The second case is FourKites, Inc. v. MacroPoint, LLC, in which FourKites sued
MacroPoint for declaratory judgment of non-infringement and invalidity regarding the same two
patents that are at issue in the instant case. No. 1:16-cv-2703 at Doc. No. 1 (N.D. Ohio Nov. 4,
2016). FourKites voluntarily dismissed the action on June 26, 2017. Id. at Doc. No. 19.

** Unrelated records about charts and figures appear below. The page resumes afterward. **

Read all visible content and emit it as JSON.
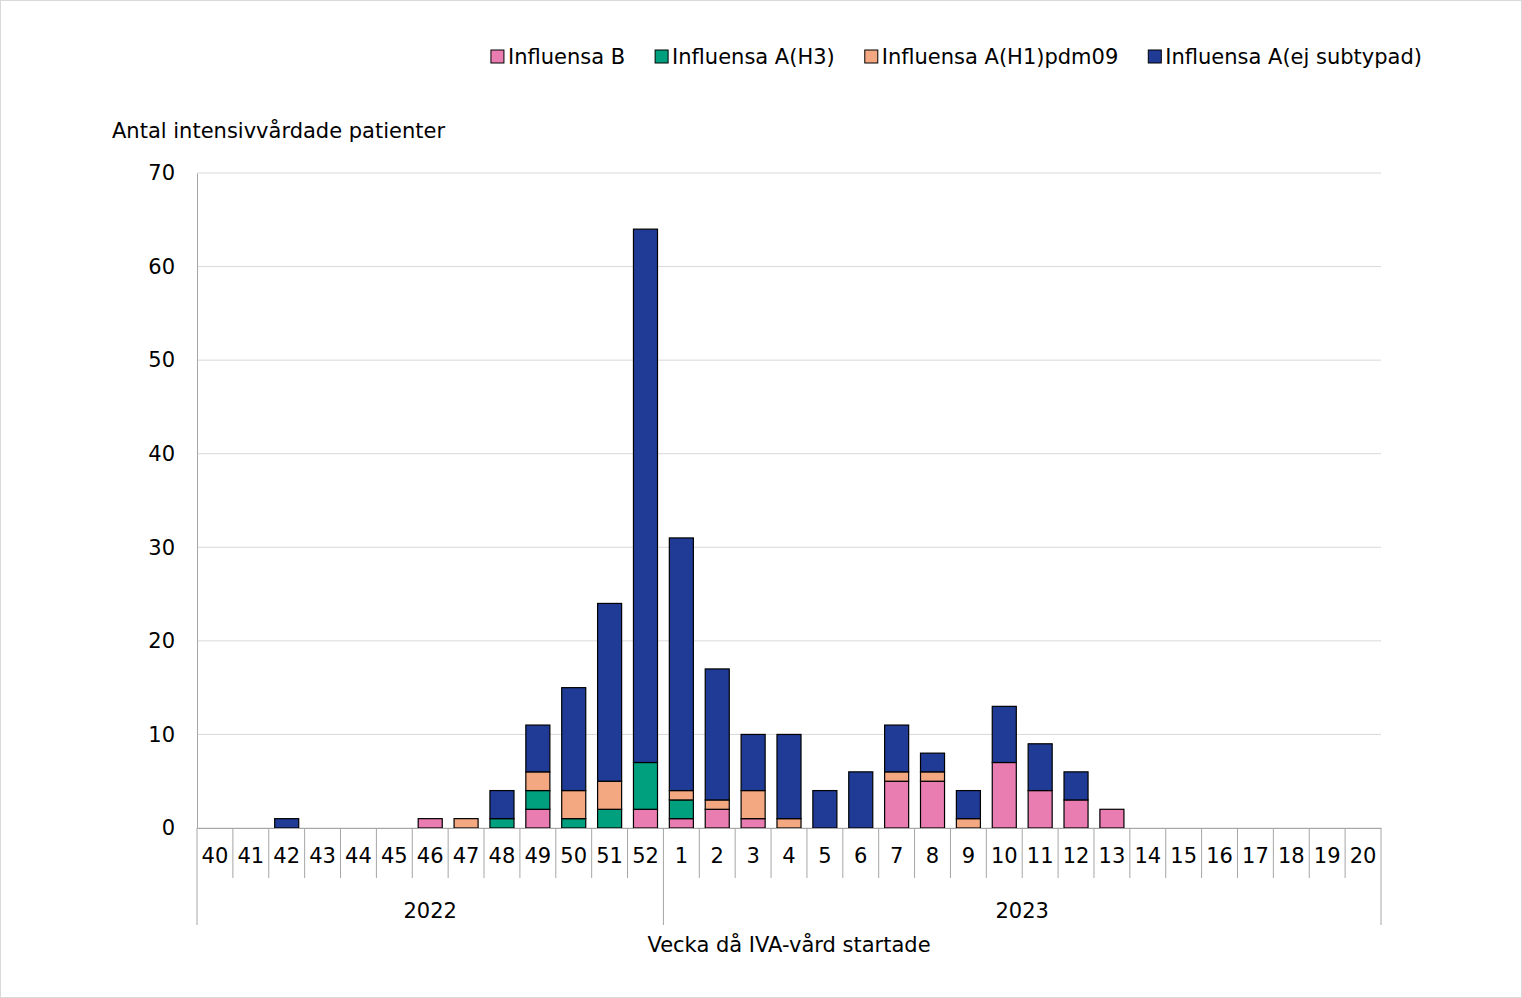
{
  "chart_data": {
    "type": "bar",
    "stacked": true,
    "grid": true,
    "legend": "top",
    "y_label": "Antal intensivvårdade patienter",
    "x_label": "Vecka då IVA-vård startade",
    "categories": [
      "40",
      "41",
      "42",
      "43",
      "44",
      "45",
      "46",
      "47",
      "48",
      "49",
      "50",
      "51",
      "52",
      "1",
      "2",
      "3",
      "4",
      "5",
      "6",
      "7",
      "8",
      "9",
      "10",
      "11",
      "12",
      "13",
      "14",
      "15",
      "16",
      "17",
      "18",
      "19",
      "20"
    ],
    "category_groups": [
      {
        "label": "2022",
        "span": 13
      },
      {
        "label": "2023",
        "span": 20
      }
    ],
    "ylim": [
      0,
      70
    ],
    "yticks": [
      0,
      10,
      20,
      30,
      40,
      50,
      60,
      70
    ],
    "series": [
      {
        "name": "Influensa B",
        "color": "#e97db2",
        "values": [
          0,
          0,
          0,
          0,
          0,
          0,
          1,
          0,
          0,
          2,
          0,
          0,
          2,
          1,
          2,
          1,
          0,
          0,
          0,
          5,
          5,
          0,
          7,
          4,
          3,
          2,
          0,
          0,
          0,
          0,
          0,
          0,
          0
        ]
      },
      {
        "name": "Influensa A(H3)",
        "color": "#00a07e",
        "values": [
          0,
          0,
          0,
          0,
          0,
          0,
          0,
          0,
          1,
          2,
          1,
          2,
          5,
          2,
          0,
          0,
          0,
          0,
          0,
          0,
          0,
          0,
          0,
          0,
          0,
          0,
          0,
          0,
          0,
          0,
          0,
          0,
          0
        ]
      },
      {
        "name": "Influensa A(H1)pdm09",
        "color": "#f3a882",
        "values": [
          0,
          0,
          0,
          0,
          0,
          0,
          0,
          1,
          0,
          2,
          3,
          3,
          0,
          1,
          1,
          3,
          1,
          0,
          0,
          1,
          1,
          1,
          0,
          0,
          0,
          0,
          0,
          0,
          0,
          0,
          0,
          0,
          0
        ]
      },
      {
        "name": "Influensa A(ej subtypad)",
        "color": "#1f3b95",
        "values": [
          0,
          0,
          1,
          0,
          0,
          0,
          0,
          0,
          3,
          5,
          11,
          19,
          57,
          27,
          14,
          6,
          9,
          4,
          6,
          5,
          2,
          3,
          6,
          5,
          3,
          0,
          0,
          0,
          0,
          0,
          0,
          0,
          0
        ]
      }
    ]
  }
}
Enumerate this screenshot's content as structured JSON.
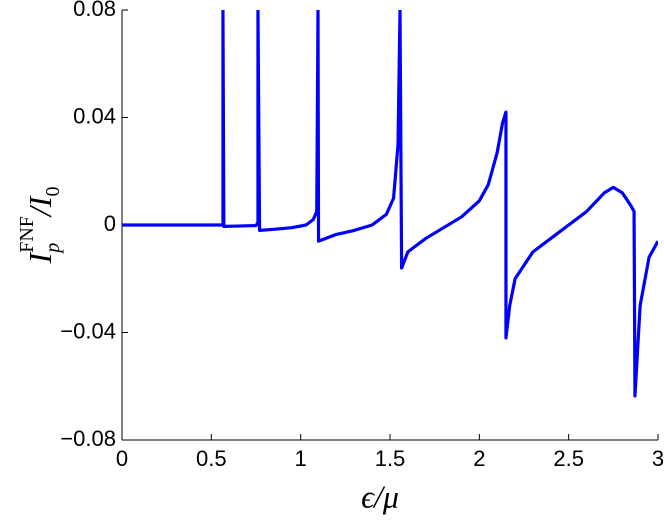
{
  "chart_data": {
    "type": "line",
    "xlabel": "ϵ/μ",
    "ylabel": {
      "main": "I",
      "sub": "p",
      "sup": "FNF",
      "slash": "/I",
      "sub0": "0"
    },
    "x": [
      0,
      0.3,
      0.565,
      0.565,
      0.57,
      0.65,
      0.75,
      0.761,
      0.761,
      0.77,
      0.85,
      0.95,
      1.03,
      1.07,
      1.09,
      1.097,
      1.097,
      1.1,
      1.2,
      1.3,
      1.4,
      1.48,
      1.52,
      1.545,
      1.556,
      1.556,
      1.565,
      1.6,
      1.7,
      1.8,
      1.9,
      2.0,
      2.05,
      2.1,
      2.13,
      2.149,
      2.149,
      2.17,
      2.2,
      2.3,
      2.4,
      2.5,
      2.6,
      2.7,
      2.75,
      2.8,
      2.85,
      2.866,
      2.871,
      2.9,
      2.95,
      3.0
    ],
    "values": [
      0,
      0,
      0,
      0.08,
      -0.0005,
      -0.0004,
      -0.0002,
      0.001,
      0.08,
      -0.002,
      -0.0016,
      -0.001,
      0,
      0.002,
      0.005,
      0.08,
      0.08,
      -0.006,
      -0.0035,
      -0.002,
      0,
      0.004,
      0.01,
      0.03,
      0.08,
      0.08,
      -0.016,
      -0.01,
      -0.005,
      -0.001,
      0.003,
      0.009,
      0.015,
      0.027,
      0.038,
      0.042,
      -0.042,
      -0.03,
      -0.02,
      -0.01,
      -0.005,
      0,
      0.005,
      0.012,
      0.014,
      0.012,
      0.007,
      0.005,
      -0.0636,
      -0.03,
      -0.012,
      -0.006
    ],
    "color": "#0000ff",
    "xlim": [
      0,
      3
    ],
    "xticks": [
      0,
      0.5,
      1,
      1.5,
      2,
      2.5,
      3
    ],
    "ylim": [
      -0.08,
      0.08
    ],
    "yticks": [
      {
        "value": -0.08,
        "label": "−0.08"
      },
      {
        "value": -0.04,
        "label": "−0.04"
      },
      0,
      0.04,
      0.08
    ]
  }
}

Because both cases have been resolved through appeal or dismissal, the Court denies
Ruiz’s Request to Stay as moot.
III.
Ruiz’s Additional Arguments
For the first time, in its supplemental brief, Ruiz argues for dismissal based on improper
venue and for transfer under 28 U.S.C. § 1406.3 The Court very clearly ordered supplemental
briefing regarding the effect of TC Heartland on the pending Motion to Transfer or, in the
Alternative, Stay Pending Related Litigation. Doc. No. 50. Because these arguments exceed the
scope of the requested supplemental briefing, and because they have no impact on the pending
Motion to Transfer Venue under § 1404, the Court will not address them.
CONCLUSION
The Court DENIES Defendant’s Motion to Transfer under § 1404. Doc. No. 13. The
Court further DENIES as moot Ruiz’s Request to Stay Pending Related Litigation. Doc. No. 13.
So ORDERED and SIGNED this 29th day of August, 2017.
3
Under 28 U.S.C. § 1406, if a venue in a district or division is improper, the district court may either dismiss the case,
or transfer the case to a proper district or division.